Marlborough Stirling counts some of the best known names of the retail financial services industry among its clients, including Axa, Clerical Medical and CIS.
But one of these, Clerical, announced in August that it was temporarily closing to group pension business, effectively meaning it would stop selling stakeholder, because its admin could not cope with the unprecedented volumes of business.
Given that it is Marlborough which provides the admin software, surely this must have been worrying to Coxell? He says it is in no way Marlborough's fault, saying he has spoken to Clerical at length about it and it has never tried to blame the software. “Our software allowed them to launch into the marketplace. In a way, they are victims of their own success.”
Another Marlborough client, CIS, announced last week it is moving into the IFA market for the first time. Coxell says while there was no way CIS could have known about the impending deal with the Exchange, the fact it happened will make it easier for it to reach IFAs.
Most industry observers expect battle to hot up between the industry's two software giants but Coxell maintains he does not view Misys as a direct rival.
He says he has no desire to take Marlborough into the business-to-consumer market by buying IFA networks or nationals as Misys has done, most notably with its recent takeover of the DBS network.

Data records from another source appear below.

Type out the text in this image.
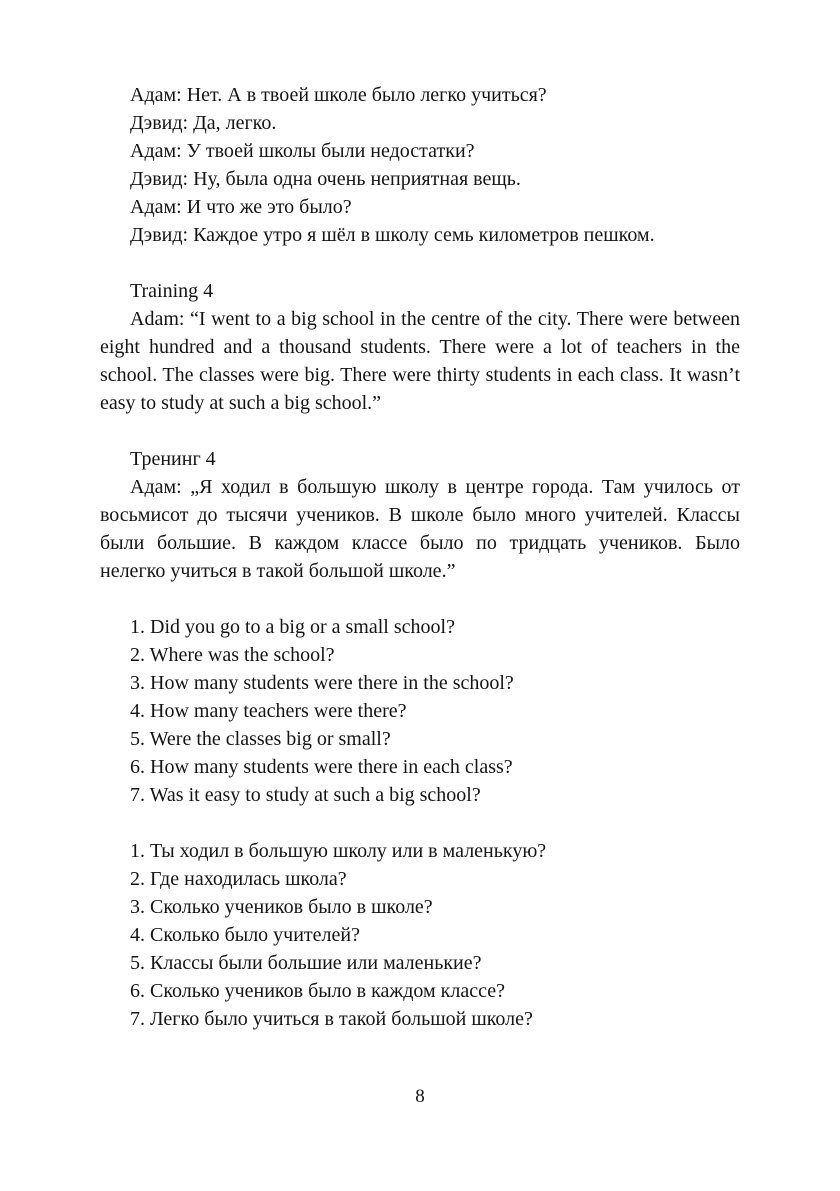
Адам: Нет. А в твоей школе было легко учиться?

Дэвид: Да, легко.

Адам: У твоей школы были недостатки?

Дэвид: Ну, была одна очень неприятная вещь.

Адам: И что же это было?

Дэвид: Каждое утро я шёл в школу семь километров пешком.

Training 4

Adam: “I went to a big school in the centre of the city. There were between eight hundred and a thousand students. There were a lot of teachers in the school. The classes were big. There were thirty students in each class. It wasn’t easy to study at such a big school.”

Тренинг 4

Адам: „Я ходил в большую школу в центре города. Там училось от восьмисот до тысячи учеников. В школе было много учителей. Классы были большие. В каждом классе было по тридцать учеников. Было нелегко учиться в такой большой школе.”

1. Did you go to a big or a small school?

2. Where was the school?

3. How many students were there in the school?

4. How many teachers were there?

5. Were the classes big or small?

6. How many students were there in each class?

7. Was it easy to study at such a big school?

1. Ты ходил в большую школу или в маленькую?

2. Где находилась школа?

3. Сколько учеников было в школе?

4. Сколько было учителей?

5. Классы были большие или маленькие?

6. Сколько учеников было в каждом классе?

7. Легко было учиться в такой большой школе?

8
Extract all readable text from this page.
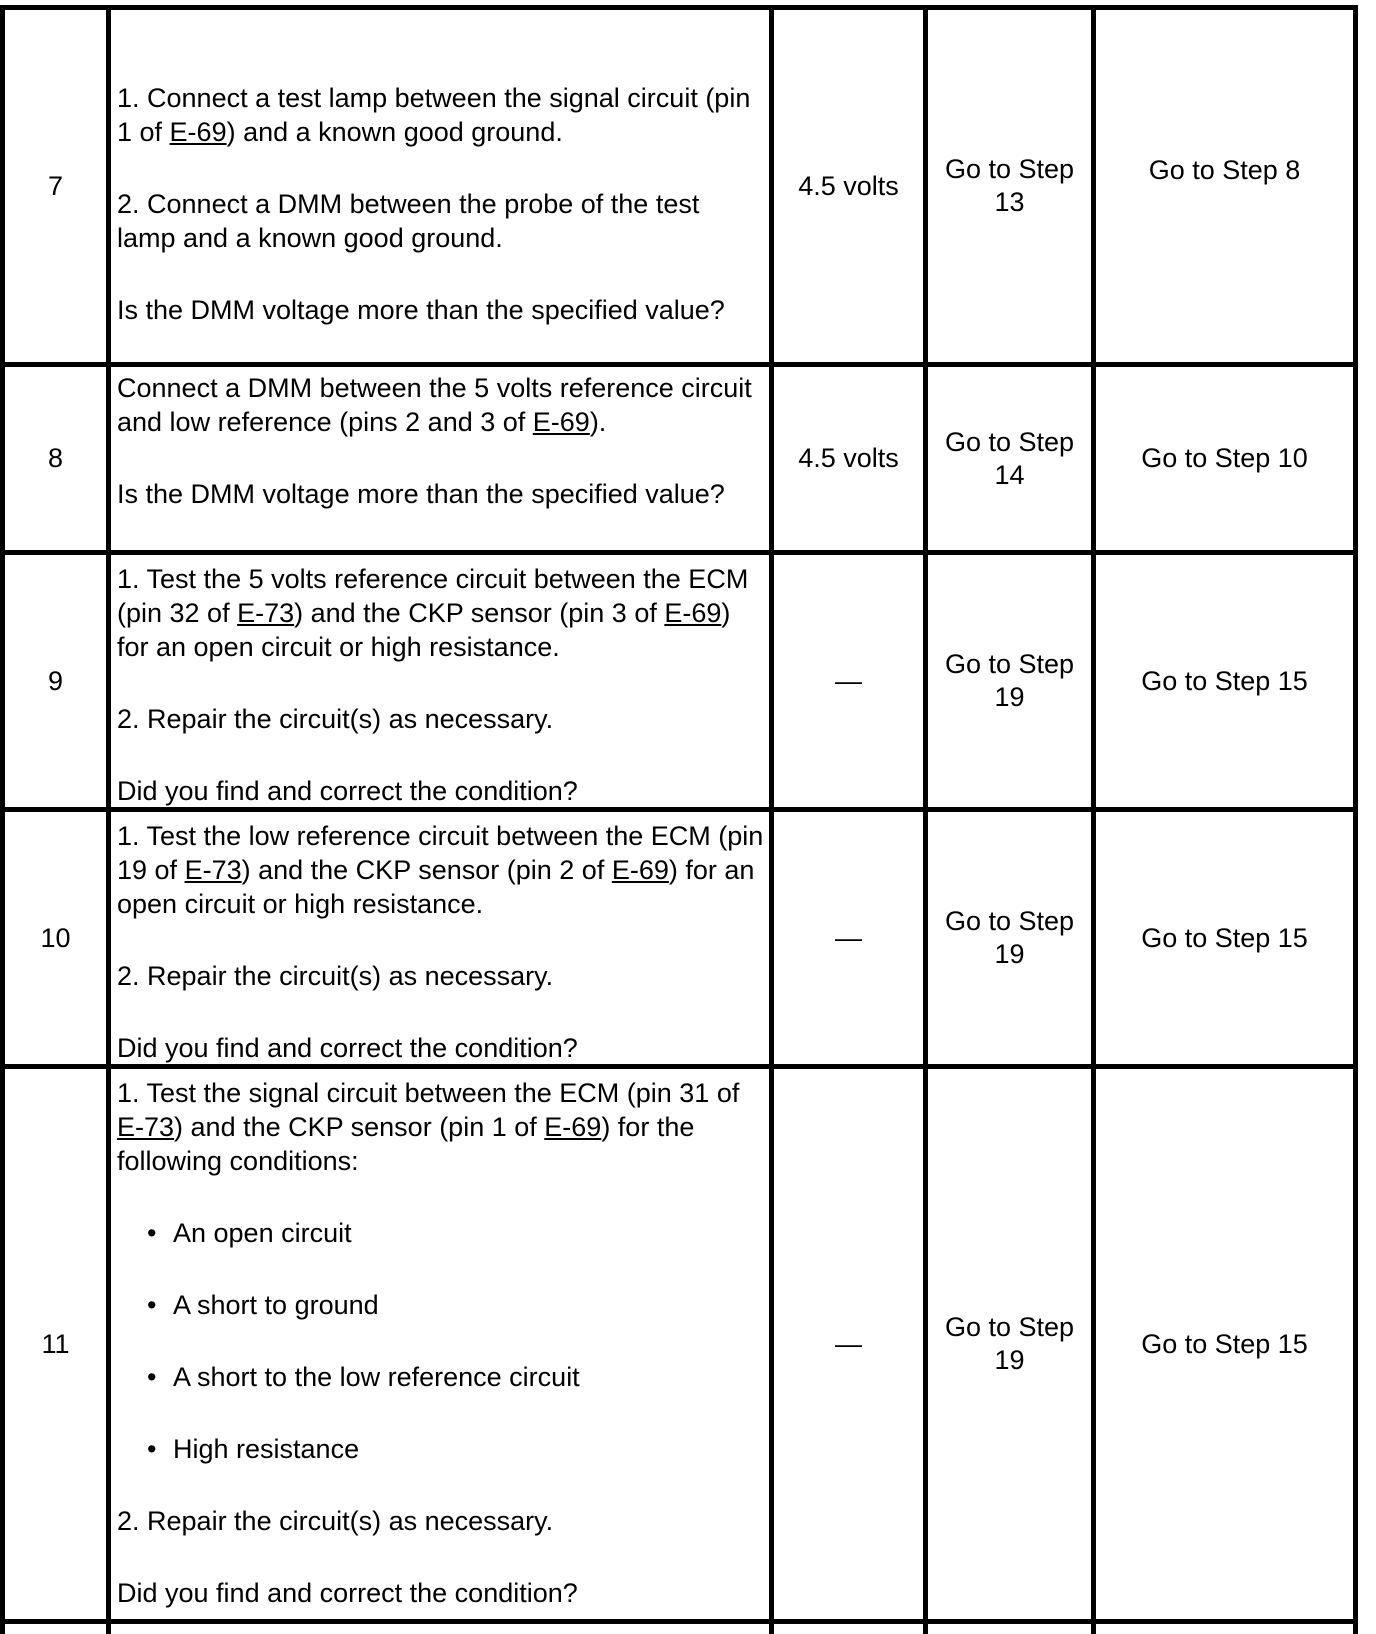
7
1. Connect a test lamp between the signal circuit (pin 1 of E-69) and a known good ground.
2. Connect a DMM between the probe of the test lamp and a known good ground.
Is the DMM voltage more than the specified value?
4.5 volts
Go to Step 13
Go to Step 8
8
Connect a DMM between the 5 volts reference circuit and low reference (pins 2 and 3 of E-69).
Is the DMM voltage more than the specified value?
4.5 volts
Go to Step 14
Go to Step 10
9
1. Test the 5 volts reference circuit between the ECM (pin 32 of E-73) and the CKP sensor (pin 3 of E-69) for an open circuit or high resistance.
2. Repair the circuit(s) as necessary.
Did you find and correct the condition?
—
Go to Step 19
Go to Step 15
10
1. Test the low reference circuit between the ECM (pin 19 of E-73) and the CKP sensor (pin 2 of E-69) for an open circuit or high resistance.
2. Repair the circuit(s) as necessary.
Did you find and correct the condition?
—
Go to Step 19
Go to Step 15
11
1. Test the signal circuit between the ECM (pin 31 of E-73) and the CKP sensor (pin 1 of E-69) for the following conditions:
• An open circuit
• A short to ground
• A short to the low reference circuit
• High resistance
2. Repair the circuit(s) as necessary.
Did you find and correct the condition?
—
Go to Step 19
Go to Step 15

The decision to avoid the business-to-consumer market is not because of any lack of faith in the potential of the market, says Coxell. He believes the UK consumer is ready to buy financial products over the internet, pointing to success stories such as Egg and IFonline.
“There is a propensity to buy over the web but, looking at the quality of the sites out there, a lot are simply not that good,” he says.

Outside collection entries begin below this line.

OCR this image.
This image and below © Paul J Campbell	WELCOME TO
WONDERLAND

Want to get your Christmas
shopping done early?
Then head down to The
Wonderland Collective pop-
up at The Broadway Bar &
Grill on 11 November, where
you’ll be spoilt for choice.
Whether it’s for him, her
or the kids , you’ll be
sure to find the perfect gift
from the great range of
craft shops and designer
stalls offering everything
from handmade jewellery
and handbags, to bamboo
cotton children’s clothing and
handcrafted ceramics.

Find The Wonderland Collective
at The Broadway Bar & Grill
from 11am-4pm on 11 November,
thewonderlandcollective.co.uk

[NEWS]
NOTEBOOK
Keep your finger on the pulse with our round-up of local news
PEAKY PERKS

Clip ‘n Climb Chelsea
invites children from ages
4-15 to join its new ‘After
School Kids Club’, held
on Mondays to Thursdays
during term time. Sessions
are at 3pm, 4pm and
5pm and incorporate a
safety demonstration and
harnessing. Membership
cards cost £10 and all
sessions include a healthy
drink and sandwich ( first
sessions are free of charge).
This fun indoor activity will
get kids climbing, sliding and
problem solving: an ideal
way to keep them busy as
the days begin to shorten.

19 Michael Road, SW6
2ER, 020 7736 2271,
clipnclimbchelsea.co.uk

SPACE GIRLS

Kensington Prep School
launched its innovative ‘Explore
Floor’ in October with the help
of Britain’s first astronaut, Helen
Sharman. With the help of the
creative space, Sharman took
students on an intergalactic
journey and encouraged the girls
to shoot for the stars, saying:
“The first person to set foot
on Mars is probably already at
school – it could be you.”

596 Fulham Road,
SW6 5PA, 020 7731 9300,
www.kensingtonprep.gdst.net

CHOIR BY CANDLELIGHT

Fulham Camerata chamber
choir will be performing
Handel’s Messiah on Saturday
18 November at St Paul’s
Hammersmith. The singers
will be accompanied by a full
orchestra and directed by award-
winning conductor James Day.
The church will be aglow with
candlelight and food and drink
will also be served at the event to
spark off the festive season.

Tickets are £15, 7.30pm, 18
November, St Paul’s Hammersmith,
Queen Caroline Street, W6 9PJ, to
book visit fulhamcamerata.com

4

“People are naturally coming to the conclusion that we are competing with Misys because they have bought Assuresoft.I do not see us competing with it though. This is not what this business is all about. We do not want to go into the businessto-consumer market because then we would be competing with our own customers.”
Despite this, he cannot resist pointing out that a large number of Misys members of one network or another prefer to use the Exchange instead of Misys.
Industry observers agree with Coxell's opinion that the Exchange deal is a good fit. One says a collective sigh of relief went up among providers that Misys did not buy the Exchange. Another says: “I think it has got more than what is necessary to give Misys a run for its money.”